More than once I have commented that the dry dusty pages of High Court judgements can be deceptive. They in fact are the stuff of desperate people whose family lives have imploded. It would be a mistake for anyone interested in the operation of family law, to bypass court judgements because they look boring.
Bailli provides a fantastic service to the public, publishing these judgements which once you get to the heart of them, are tales of how truly heartbreaking issues are resolved.
This week, the case about a little girl, A was published. So too was case of a little boy, M. Coincidentally both appear to be exactly the same age; 7 ½ years old and both were heard around the same time, by the same judge, Mr Justice Peter Jackson.
In the case of the little girl A, she was born in England when her American mother was just 16. She was raised by her grandparents, one American, one English, in England. A’s mother returned to the USA where she subsequently married and had two more children. A’s father was also young and wayward. He has been in prison several times but he had developed a relationship with A as had his mother.
A’s maternal grandparents had a residence order in their favour, which gave them some element of parental responsibility and under Section 13 Children’s Act 1989, the right to remove A from England and Wales for a period of up to 28 days without the consent of her parents.
The maternal grandparents decided that overall the best interests of A would be served by taking her back to her mother in the USA. They chose not to tell the father nor his family, and on 9th June 2012 emigrated to the USA with A.
A’s father went to court within a fortnight, for a parental responsibility order, which he obtained “ex parte” (without notice) from the Judge on 22nd June and he sought the return of his daughter which was granted.
The grandparents challenged the order and Mr Justice Peter Jackson had to decide whether there was jurisdiction to make those orders, which he could only do under the relevant law, “ Council Regulation (EC) No 2201/2003 (shortened to Brussels IIR), if A was “habitually resident” in England and Wales when the parental responsibility order was made on 22nd June when she was actually in the USA.

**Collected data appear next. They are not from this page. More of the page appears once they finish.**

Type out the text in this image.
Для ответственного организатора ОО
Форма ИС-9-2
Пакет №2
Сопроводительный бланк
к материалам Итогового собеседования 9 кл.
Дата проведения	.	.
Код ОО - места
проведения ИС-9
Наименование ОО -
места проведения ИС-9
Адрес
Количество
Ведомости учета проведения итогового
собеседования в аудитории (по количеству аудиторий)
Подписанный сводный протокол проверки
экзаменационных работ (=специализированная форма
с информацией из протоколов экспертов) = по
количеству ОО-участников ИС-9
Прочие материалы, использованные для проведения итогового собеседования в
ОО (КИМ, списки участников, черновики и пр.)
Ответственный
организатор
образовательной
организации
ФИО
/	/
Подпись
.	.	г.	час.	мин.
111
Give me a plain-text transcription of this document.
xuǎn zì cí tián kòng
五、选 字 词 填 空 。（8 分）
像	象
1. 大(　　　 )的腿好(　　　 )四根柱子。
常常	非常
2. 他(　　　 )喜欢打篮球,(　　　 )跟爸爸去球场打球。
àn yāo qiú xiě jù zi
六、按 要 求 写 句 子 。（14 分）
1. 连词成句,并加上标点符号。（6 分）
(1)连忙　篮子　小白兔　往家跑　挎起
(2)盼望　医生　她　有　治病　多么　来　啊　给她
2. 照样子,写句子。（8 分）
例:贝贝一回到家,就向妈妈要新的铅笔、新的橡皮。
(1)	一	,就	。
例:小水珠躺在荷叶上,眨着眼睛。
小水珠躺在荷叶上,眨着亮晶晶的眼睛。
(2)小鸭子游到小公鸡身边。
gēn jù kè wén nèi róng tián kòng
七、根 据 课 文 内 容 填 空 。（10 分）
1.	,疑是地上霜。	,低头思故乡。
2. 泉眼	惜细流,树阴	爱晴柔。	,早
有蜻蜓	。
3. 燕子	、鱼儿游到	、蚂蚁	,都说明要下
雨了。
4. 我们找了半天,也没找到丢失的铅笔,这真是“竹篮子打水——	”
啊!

If she was habitually resident in England and Wales on that date, then her removal was unlawful.
The Judge applying the law held that each case is fact dependent and on the facts, that she was still habitually resident in England, given only “a contrived absence of 13 days” and said “her roots here are deep and her habitual residence did not change as a result of this legally insecure removal”.
Even though the grandparents did have a residence order, and the right to remove the child for 28 days, it does not appear to have occurred to the grandparents that the child could still remain habitually resident for a period in the future, even though she had physically left the country. This gave the father time to make his applications and for the child to be ordered to return to England.
In the second case, the child M was being raised by his aunt and uncle and this time, it was his mother who covertly removed him to Nigeria. His aunt and uncle applied for his return and for the child to be made a ward of court, which was granted by Mrs Justice Barron on the basis the child was still habitually resident in England. The parents challenged the order.
The Judge upheld the decision of Mrs Justice Barron. There was a discussion as to whether a parent who unquestionably does have parental responsibility is legally entitled to remove the child. The Judge found that the child’s family life revolved around his aunt and uncle and they qualified to make an application for residence given they have looked after him for three years, although they had not done so. They had rights to respect for their family life under Article 8 of the ECHR and the covert removal was designed to prevent this. The aunt and uncle had also taken immediate steps to challenge the removal. Given that the child was habitually resident in England the orders that were made by Mrs Justice Barron were valid.
This resolves the jurisdiction issue, but both courts then of course have to decide what to do thereafter – should A be removed to the USA and should M remain with his aunt and uncle? Those are the tougher questions.
What these cases do show however, that even though on the face of it, the grandparents of A and the mother of M appear to have acted lawfully, their covert removal of the children and failure to appreciate the habitual residence can still apply into the future, giving others the opportunity of applying to the court, was their downfall.
For anyone else in a similar position, the answer must always be: if in doubt, always apply to the court for permission.